BasisBijbel

Exodus 28:1-10 BasisBijbel (BB)

1. Mozes, als alles af is, moet je je broer Aäron en zijn zonen laten komen. Maak hen klaar om Mij te dienen. Zij worden mijn priesters. Laat dus Aäron en zijn zonen Nadab, Abihu, Eleazar en Itamar komen.

2. Maak speciale heilige kleren voor je broer Aäron. Ze moeten er prachtig uitzien.

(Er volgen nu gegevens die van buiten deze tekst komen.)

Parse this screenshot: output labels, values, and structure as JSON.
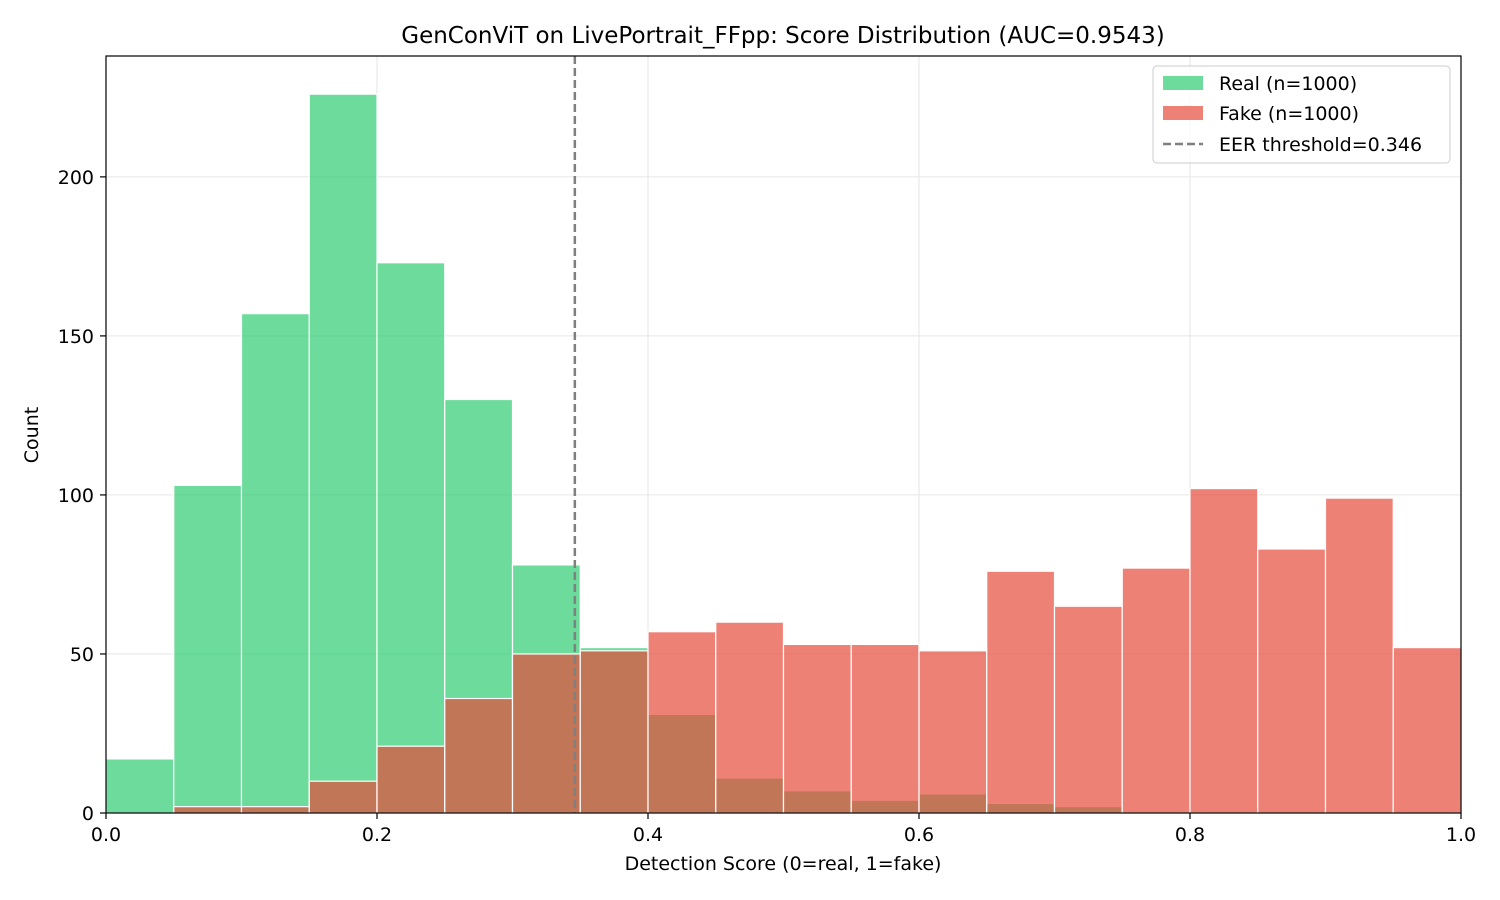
{
  "chart_data": {
    "type": "histogram",
    "title": "GenConViT on LivePortrait_FFpp: Score Distribution (AUC=0.9543)",
    "xlabel": "Detection Score (0=real, 1=fake)",
    "ylabel": "Count",
    "xlim": [
      0.0,
      1.0
    ],
    "ylim": [
      0,
      238
    ],
    "xticks": [
      "0.0",
      "0.2",
      "0.4",
      "0.6",
      "0.8",
      "1.0"
    ],
    "xtick_values": [
      0.0,
      0.2,
      0.4,
      0.6,
      0.8,
      1.0
    ],
    "yticks": [
      "0",
      "50",
      "100",
      "150",
      "200"
    ],
    "ytick_values": [
      0,
      50,
      100,
      150,
      200
    ],
    "grid": true,
    "legend_position": "top-right",
    "bin_edges": [
      0.0,
      0.05,
      0.1,
      0.15,
      0.2,
      0.25,
      0.3,
      0.35,
      0.4,
      0.45,
      0.5,
      0.55,
      0.6,
      0.65,
      0.7,
      0.75,
      0.8,
      0.85,
      0.9,
      0.95,
      1.0
    ],
    "series": [
      {
        "name": "Real",
        "legend_label": "Real (n=1000)",
        "color": "#2ecc71",
        "values": [
          17,
          103,
          157,
          226,
          173,
          130,
          78,
          52,
          31,
          11,
          7,
          4,
          6,
          3,
          2,
          0,
          0,
          0,
          0,
          0
        ]
      },
      {
        "name": "Fake",
        "legend_label": "Fake (n=1000)",
        "color": "#e74c3c",
        "values": [
          0,
          2,
          2,
          10,
          21,
          36,
          50,
          51,
          57,
          60,
          53,
          53,
          51,
          76,
          65,
          77,
          102,
          83,
          99,
          52
        ]
      }
    ],
    "threshold": {
      "value": 0.346,
      "legend_label": "EER threshold=0.346",
      "color": "#808080"
    }
  }
}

3. Laat ze maken door vakmensen die Ik het talent heb gegeven om ze te maken. Alleen in die kleren mag hij Mij als priester dienen.

4. Dit is wat ze moeten maken: een borsttas, een priesterschort, een bovenkleed, een onderkleed met een ingeweven patroon, een tulband en een gordel. Zij moeten deze speciale heilige kleren maken voor je broer Aäron. Ook speciale kleren voor zijn zonen. Die zullen zij dragen bij hun werk als mijn priesters.

5. Voor de kleren zijn gouddraad, blauwe, paarse en rode stof en fijn linnen nodig.

6. Ze moeten het priesterschort weven van goud, blauw, paars en rood draad en fijn linnen. Het moet een prachtig kunstwerk worden.

7. Er moeten twee schouderbanden aan komen. Die maken de voorkant en de achterkant aan elkaar vast.

8. Aan het priesterschort moet een gordel komen. Daarmee moet de priester het schort omdoen. De gordel moet op dezelfde manier worden gemaakt als het priesterschort zelf en moet eraan vastgemaakt worden. Hij moet worden gemaakt van goud, blauw, paars en rood draad en fijn linnen.

9. Neem twee onyx-stenen. Snijd daarin de namen van de zonen van Israël uit.

10. Zes namen op de ene steen en de zes andere namen op de andere steen. Schrijf ze op in de volgorde waarop de zonen geboren zijn.